L’amère Tour Murr, repère des nuits de Nasri Sayegh

BEYROUTH | iloubnan.info - Le 03 fvrier 2017 à 18h27
Par Elodie Morel

"Mes nuits sont plus amères que vos jours" : le titre de la série de photos de Nasri Sayegh (2e prix du festival Photomed Liban) évoque bien sûr le film d’Andrzej Zulawski, "Mes nuits sont plus belles que vos jours", tiré du roman de Raphaëlle Billetdoux. Basé entre Beyrouth et Berlin, Nasri est acteur, journaliste et photographe. Et ses nuits, ses nuits beyrouthines en tout cas, sont donc amères. Elles sont "faites d’écriture, de pérégrinations imaginaires" dit-il, de moments où il tente de se "perdre dans une ville" qu’il connaît "sur le bout du volant". Pour sans cesse se retrouver devant la Tour Al Murr.

La Tour Murr, révélateur d’amertume, donc.

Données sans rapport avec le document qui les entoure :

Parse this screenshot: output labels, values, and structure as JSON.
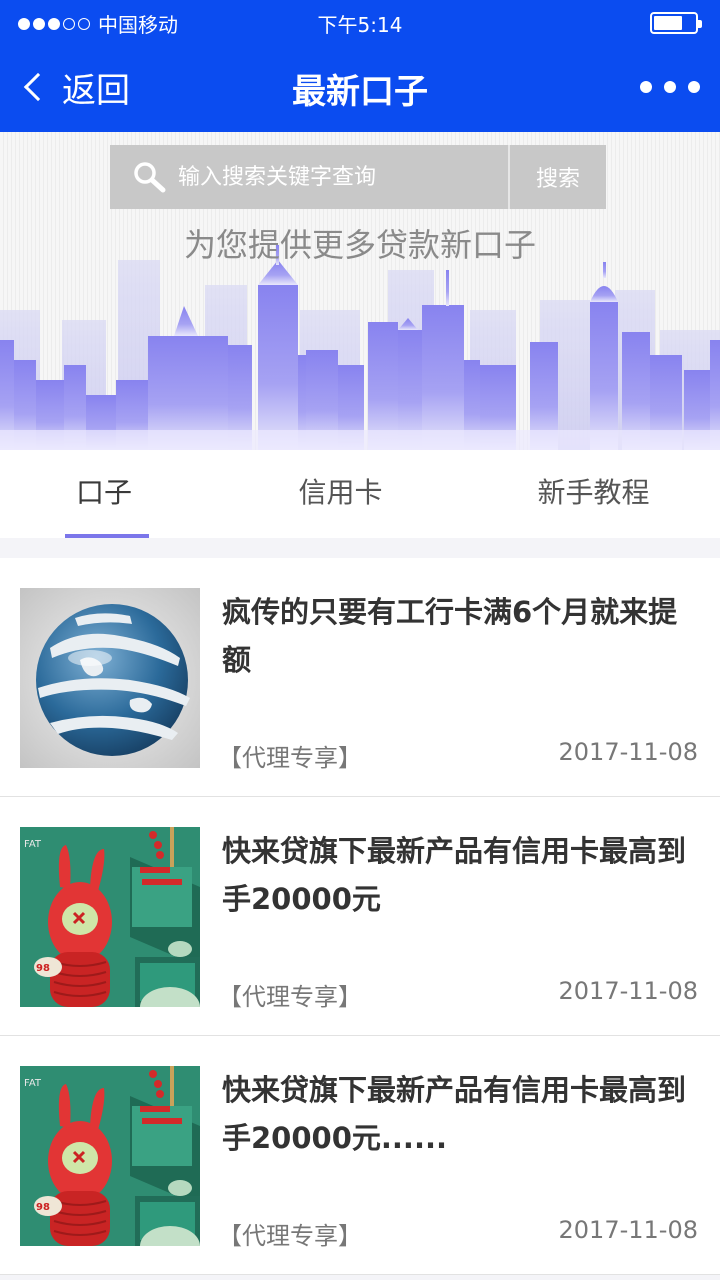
{
  "status": {
    "carrier": "中国移动",
    "time": "下午5:14",
    "battery_level": 0.7,
    "signal_bars_filled": 3,
    "signal_bars_total": 5
  },
  "nav": {
    "back_label": "返回",
    "title": "最新口子"
  },
  "search": {
    "placeholder": "输入搜索关键字查询",
    "button_label": "搜索"
  },
  "banner": {
    "slogan": "为您提供更多贷款新口子"
  },
  "tabs": [
    {
      "label": "口子",
      "active": true
    },
    {
      "label": "信用卡",
      "active": false
    },
    {
      "label": "新手教程",
      "active": false
    }
  ],
  "articles": [
    {
      "title": "疯传的只要有工行卡满6个月就来提额",
      "tag": "【代理专享】",
      "date": "2017-11-08",
      "thumb": "globe"
    },
    {
      "title": "快来贷旗下最新产品有信用卡最高到手20000元",
      "tag": "【代理专享】",
      "date": "2017-11-08",
      "thumb": "red-rabbit"
    },
    {
      "title": "快来贷旗下最新产品有信用卡最高到手20000元......",
      "tag": "【代理专享】",
      "date": "2017-11-08",
      "thumb": "red-rabbit"
    }
  ],
  "colors": {
    "header": "#0b4cf0",
    "accent": "#7b76ea",
    "skyline": "#8f8af0"
  }
}
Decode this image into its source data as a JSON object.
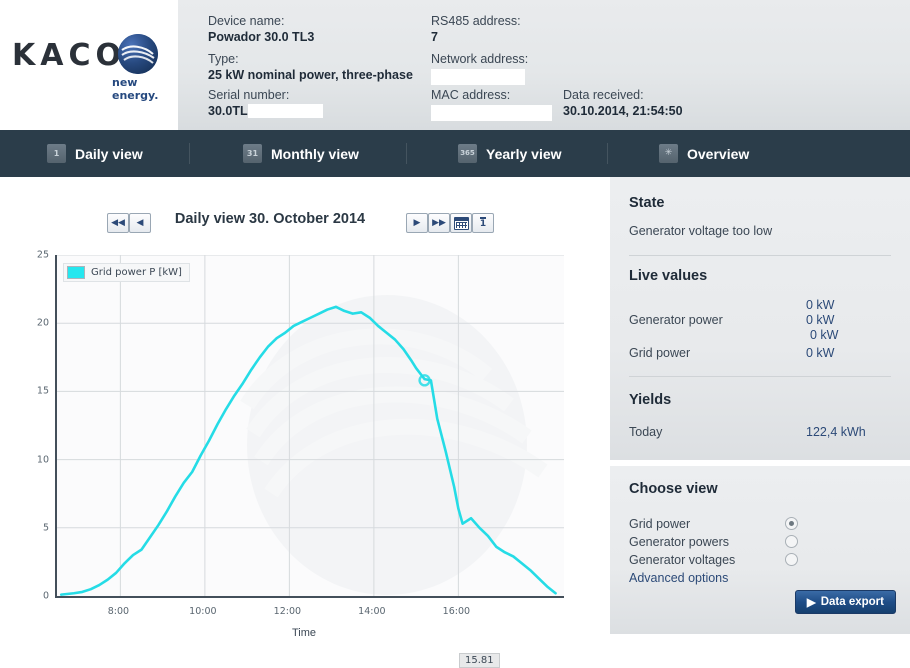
{
  "brand": {
    "name": "KACO",
    "tagline": "new energy.",
    "logo_icon": "globe-waves-logo",
    "color": "#26497f"
  },
  "header": {
    "fields": [
      {
        "label": "Device name:",
        "value": "Powador 30.0 TL3",
        "redacted": false
      },
      {
        "label": "Type:",
        "value": "25 kW nominal power, three-phase",
        "redacted": false
      },
      {
        "label": "Serial number:",
        "value": "30.0TL",
        "redacted": true
      },
      {
        "label": "RS485 address:",
        "value": "7",
        "redacted": false
      },
      {
        "label": "Network address:",
        "value": "",
        "redacted": true
      },
      {
        "label": "MAC address:",
        "value": "",
        "redacted": true
      },
      {
        "label": "Data received:",
        "value": "30.10.2014, 21:54:50",
        "redacted": false
      }
    ]
  },
  "nav": {
    "tabs": [
      {
        "label": "Daily view",
        "icon": "1",
        "icon_name": "calendar-day-icon",
        "active": true
      },
      {
        "label": "Monthly view",
        "icon": "31",
        "icon_name": "calendar-month-icon",
        "active": false
      },
      {
        "label": "Yearly view",
        "icon": "365",
        "icon_name": "calendar-year-icon",
        "active": false
      },
      {
        "label": "Overview",
        "icon": "✳",
        "icon_name": "overview-asterisk-icon",
        "active": false
      }
    ]
  },
  "chart_nav": {
    "title": "Daily view 30. October 2014",
    "prev_fast": "◀◀",
    "prev": "◀",
    "next": "▶",
    "next_fast": "▶▶",
    "calendar_icon": "calendar-icon",
    "today_label": "1"
  },
  "chart_data": {
    "type": "line",
    "title": "Daily view 30. October 2014",
    "xlabel": "Time",
    "ylabel": "",
    "legend": [
      "Grid power P [kW]"
    ],
    "legend_position": "top-left-inside",
    "series_color": "#25dce6",
    "grid": true,
    "xlim": [
      6.5,
      18.5
    ],
    "ylim": [
      0,
      25
    ],
    "yticks": [
      0,
      5,
      10,
      15,
      20,
      25
    ],
    "xticks": [
      8,
      10,
      12,
      14,
      16
    ],
    "xticklabels": [
      "8:00",
      "10:00",
      "12:00",
      "14:00",
      "16:00"
    ],
    "annotation": {
      "label": "15.81",
      "x": 15.2,
      "y": 15.81
    },
    "series": [
      {
        "name": "Grid power P [kW]",
        "x": [
          6.6,
          6.9,
          7.1,
          7.3,
          7.5,
          7.7,
          7.9,
          8.1,
          8.3,
          8.5,
          8.7,
          8.9,
          9.1,
          9.3,
          9.5,
          9.7,
          9.9,
          10.1,
          10.3,
          10.5,
          10.7,
          10.9,
          11.1,
          11.3,
          11.5,
          11.7,
          11.9,
          12.1,
          12.3,
          12.5,
          12.7,
          12.9,
          13.1,
          13.3,
          13.5,
          13.7,
          13.9,
          14.1,
          14.3,
          14.5,
          14.7,
          14.9,
          15.0,
          15.2,
          15.35,
          15.5,
          15.7,
          15.9,
          16.0,
          16.1,
          16.3,
          16.5,
          16.7,
          16.9,
          17.1,
          17.3,
          17.5,
          17.7,
          17.9,
          18.1,
          18.3
        ],
        "y": [
          0.1,
          0.2,
          0.3,
          0.5,
          0.8,
          1.2,
          1.7,
          2.4,
          3.0,
          3.4,
          4.3,
          5.2,
          6.2,
          7.3,
          8.3,
          9.1,
          10.3,
          11.4,
          12.6,
          13.7,
          14.7,
          15.6,
          16.6,
          17.5,
          18.3,
          18.9,
          19.3,
          19.8,
          20.1,
          20.4,
          20.7,
          21.0,
          21.2,
          20.9,
          20.7,
          20.8,
          20.4,
          19.8,
          19.3,
          18.8,
          18.1,
          17.2,
          16.7,
          15.9,
          15.81,
          13.0,
          10.6,
          8.0,
          6.4,
          5.3,
          5.7,
          5.0,
          4.4,
          3.6,
          3.2,
          2.9,
          2.4,
          1.9,
          1.3,
          0.7,
          0.2
        ]
      }
    ]
  },
  "sidebar": {
    "state": {
      "title": "State",
      "text": "Generator voltage too low"
    },
    "live_values": {
      "title": "Live values",
      "rows": [
        {
          "label": "Generator power",
          "values": [
            "0 kW",
            "0 kW",
            "0 kW"
          ]
        },
        {
          "label": "Grid power",
          "values": [
            "0 kW"
          ]
        }
      ]
    },
    "yields": {
      "title": "Yields",
      "rows": [
        {
          "label": "Today",
          "value": "122,4 kWh"
        }
      ]
    },
    "choose_view": {
      "title": "Choose view",
      "options": [
        {
          "label": "Grid power",
          "selected": true
        },
        {
          "label": "Generator powers",
          "selected": false
        },
        {
          "label": "Generator voltages",
          "selected": false
        }
      ],
      "advanced_link": "Advanced options",
      "export_button": "Data export",
      "export_arrow": "▶"
    }
  }
}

Pour ceux qui ne la connaissent pas, c’est un bâtiment inachevé de 40 étages, témoin d’un autre temps. Sur un prospectus de l’époque vantant les mérites de la tour, ("L’immeuble le plus haut du Liban, le premier gratte-ciel du Moyen Orient"), on peut lire qu’elle devait être terminée pour le début du mois de mai 1975. La guerre civile libanaise a éclaté le 13 avril. Le "développement" stoppé en pleine ascension. De quoi susciter l’amertume. Celle des promoteurs immobiliers en tout cas.

Pendant la guerre, la tour Murr a été investie par les snipers.

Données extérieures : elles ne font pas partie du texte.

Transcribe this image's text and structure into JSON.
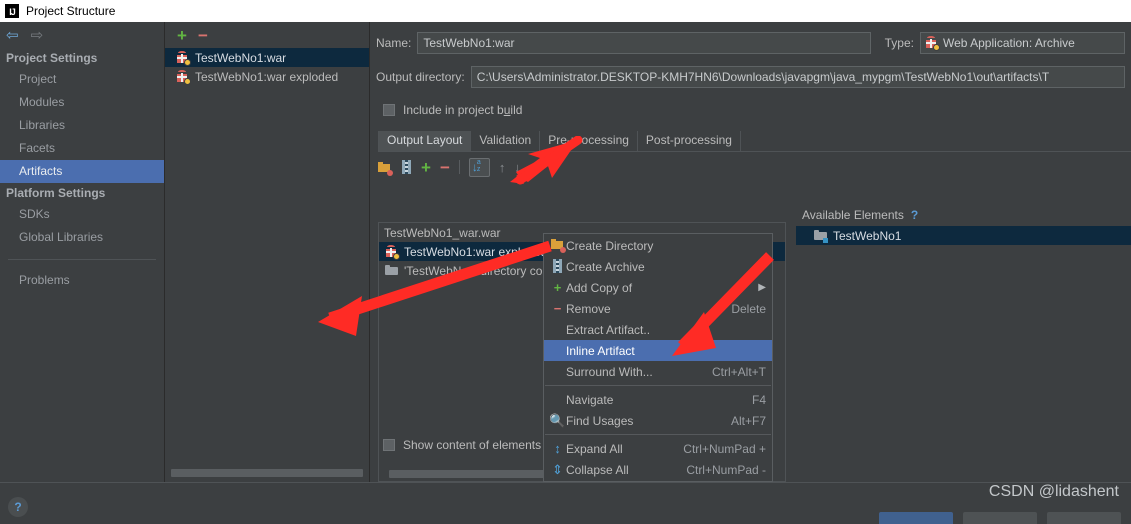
{
  "window": {
    "title": "Project Structure",
    "logo_text": "IJ"
  },
  "sidebar": {
    "nav": {
      "back_icon": "⇦",
      "forward_icon": "⇨"
    },
    "groups": [
      {
        "label": "Project Settings",
        "items": [
          {
            "label": "Project",
            "selected": false
          },
          {
            "label": "Modules",
            "selected": false
          },
          {
            "label": "Libraries",
            "selected": false
          },
          {
            "label": "Facets",
            "selected": false
          },
          {
            "label": "Artifacts",
            "selected": true
          }
        ]
      },
      {
        "label": "Platform Settings",
        "items": [
          {
            "label": "SDKs",
            "selected": false
          },
          {
            "label": "Global Libraries",
            "selected": false
          }
        ]
      }
    ],
    "problems_label": "Problems"
  },
  "artifacts_panel": {
    "toolbar": {
      "add_label": "+",
      "remove_label": "−"
    },
    "items": [
      {
        "label": "TestWebNo1:war",
        "selected": true
      },
      {
        "label": "TestWebNo1:war exploded",
        "selected": false
      }
    ]
  },
  "details": {
    "name_label": "Name:",
    "name_value": "TestWebNo1:war",
    "type_label": "Type:",
    "type_value": "Web Application: Archive",
    "output_dir_label": "Output directory:",
    "output_dir_value": "C:\\Users\\Administrator.DESKTOP-KMH7HN6\\Downloads\\javapgm\\java_mypgm\\TestWebNo1\\out\\artifacts\\T",
    "include_in_build_label": "Include in project build",
    "include_in_build_checked": false,
    "tabs": [
      {
        "label": "Output Layout",
        "active": true
      },
      {
        "label": "Validation",
        "active": false
      },
      {
        "label": "Pre-processing",
        "active": false
      },
      {
        "label": "Post-processing",
        "active": false
      }
    ],
    "layout_toolbar": {
      "create_directory_title": "Create Directory",
      "create_archive_title": "Create Archive",
      "add_label": "+",
      "remove_label": "−",
      "sort_label": "a\nz",
      "move_up_icon": "↑",
      "move_down_icon": "↓"
    },
    "tree": [
      {
        "label": "TestWebNo1_war.war",
        "icon": "none",
        "selected": false,
        "level": 0
      },
      {
        "label": "TestWebNo1:war exploded",
        "icon": "artifact",
        "selected": true,
        "level": 1
      },
      {
        "label": "'TestWebNo1' directory co",
        "icon": "folder",
        "selected": false,
        "level": 1
      }
    ],
    "available_elements": {
      "title": "Available Elements",
      "help_icon": "?",
      "items": [
        {
          "label": "TestWebNo1",
          "selected": true
        }
      ]
    },
    "show_content_label": "Show content of elements",
    "show_content_checked": false,
    "ellipsis_label": "⋯"
  },
  "context_menu": {
    "items": [
      {
        "label": "Create Directory",
        "accel": "",
        "icon": "new-directory-icon",
        "selected": false,
        "submenu": false
      },
      {
        "label": "Create Archive",
        "accel": "",
        "icon": "archive-icon",
        "selected": false,
        "submenu": false
      },
      {
        "label": "Add Copy of",
        "accel": "",
        "icon": "plus-icon",
        "selected": false,
        "submenu": true
      },
      {
        "label": "Remove",
        "accel": "Delete",
        "icon": "minus-icon",
        "selected": false,
        "submenu": false
      },
      {
        "label": "Extract Artifact..",
        "accel": "",
        "icon": "none",
        "selected": false,
        "submenu": false
      },
      {
        "label": "Inline Artifact",
        "accel": "",
        "icon": "none",
        "selected": true,
        "submenu": false
      },
      {
        "label": "Surround With...",
        "accel": "Ctrl+Alt+T",
        "icon": "none",
        "selected": false,
        "submenu": false
      },
      {
        "label": "Navigate",
        "accel": "F4",
        "icon": "none",
        "selected": false,
        "submenu": false
      },
      {
        "label": "Find Usages",
        "accel": "Alt+F7",
        "icon": "search-icon",
        "selected": false,
        "submenu": false
      },
      {
        "label": "Expand All",
        "accel": "Ctrl+NumPad +",
        "icon": "expand-icon",
        "selected": false,
        "submenu": false
      },
      {
        "label": "Collapse All",
        "accel": "Ctrl+NumPad -",
        "icon": "collapse-icon",
        "selected": false,
        "submenu": false
      }
    ],
    "separator_after_indexes": [
      5,
      6,
      8
    ]
  },
  "footer": {
    "help_label": "?",
    "watermark": "CSDN @lidashent"
  },
  "colors": {
    "background": "#3c3f41",
    "selection_blue": "#4b6eaf",
    "tree_selection": "#0d293e",
    "accent_green": "#62b543",
    "accent_red": "#d9736f",
    "annotation_arrow": "#ff2b25"
  }
}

Depuis, elle est restée là, inachevée, inchangée depuis l’interruption des travaux (mis à part les impacts de balles et d’obus).

Un fantôme, parmi tous ceux qui hantent Beyrouth.

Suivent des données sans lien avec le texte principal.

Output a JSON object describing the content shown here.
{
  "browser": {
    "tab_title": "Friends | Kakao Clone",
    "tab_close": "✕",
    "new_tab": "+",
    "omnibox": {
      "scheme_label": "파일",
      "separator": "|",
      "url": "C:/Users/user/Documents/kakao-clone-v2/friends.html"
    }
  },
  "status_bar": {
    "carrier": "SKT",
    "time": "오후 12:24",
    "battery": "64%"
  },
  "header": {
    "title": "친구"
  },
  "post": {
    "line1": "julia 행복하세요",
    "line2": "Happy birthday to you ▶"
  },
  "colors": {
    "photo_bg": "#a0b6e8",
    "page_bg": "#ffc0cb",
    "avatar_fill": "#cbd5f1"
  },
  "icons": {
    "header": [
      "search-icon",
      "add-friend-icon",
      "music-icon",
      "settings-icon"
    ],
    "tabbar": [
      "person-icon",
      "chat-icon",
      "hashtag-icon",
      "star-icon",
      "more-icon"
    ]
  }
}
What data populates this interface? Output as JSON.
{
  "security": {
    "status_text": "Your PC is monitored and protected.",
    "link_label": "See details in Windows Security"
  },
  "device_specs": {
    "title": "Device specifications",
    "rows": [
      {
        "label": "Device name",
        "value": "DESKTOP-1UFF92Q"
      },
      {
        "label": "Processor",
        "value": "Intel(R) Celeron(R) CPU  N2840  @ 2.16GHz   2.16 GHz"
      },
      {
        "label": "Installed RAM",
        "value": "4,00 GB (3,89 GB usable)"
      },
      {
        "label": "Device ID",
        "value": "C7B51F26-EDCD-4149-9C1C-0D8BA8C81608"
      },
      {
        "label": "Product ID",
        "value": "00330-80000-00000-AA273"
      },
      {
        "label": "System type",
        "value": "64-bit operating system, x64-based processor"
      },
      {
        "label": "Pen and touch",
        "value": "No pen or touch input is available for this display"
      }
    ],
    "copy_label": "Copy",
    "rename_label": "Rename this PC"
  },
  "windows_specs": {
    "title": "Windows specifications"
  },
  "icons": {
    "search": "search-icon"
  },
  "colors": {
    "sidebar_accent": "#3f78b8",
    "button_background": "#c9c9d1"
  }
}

Nasri Sayegh a magnifiquement illustré ce statut. Pour​ lui, "comme pour beaucoup de Libanais, la Tour El Murr porte en elle toutes sortes de fantasmes, de craintes, de souvenirs. Pour certains, elle est simple repère géographique, pour d’autres, profond traumatisme, blessure historique. Pour moi, elle constitue tout cela à la fois ; une sorte de trop plein sémantique (ou de vide de sens?). Un trou noir-béton, une cicatrice, balafre d’une ville aujourd’hui en lutte contre sa propre mémoire. Fier fantôme de notre passé, mausolée de nos inciviles batailles, jeune mariée, veuve ou promise ; elle nous observe, silencieuse et solitaire gardienne de nos secrets."Il explique qu’il a commencé à capter ces images il y a deux ans ; "sans le savoir, ni le vouloir vraiment. Au volant de ma voiture, la nuit, traversant Beyrouth – de et/ou vers la Rue Hamra – je me suis mis à mitrailler la Tour El Murr. Comme un réflexe, une curiosité, qui petit à petit s’est mû en obsession, voire en rituel. La plupart du temps, de nuit – parfois de jour sous les belles tempêtes de Beyrouth – ces images ont commencé à vivre – à composer une série - d’elles-mêmes. Comme une évidence. Il m’est arrivé à plusieurs reprises de prendre la voiture en plein milieu de la nuit pour la scruter, l’observer. C’est un peu comme une aventure, une histoire d’amour. Capter, éprouver la lumière, de nuit."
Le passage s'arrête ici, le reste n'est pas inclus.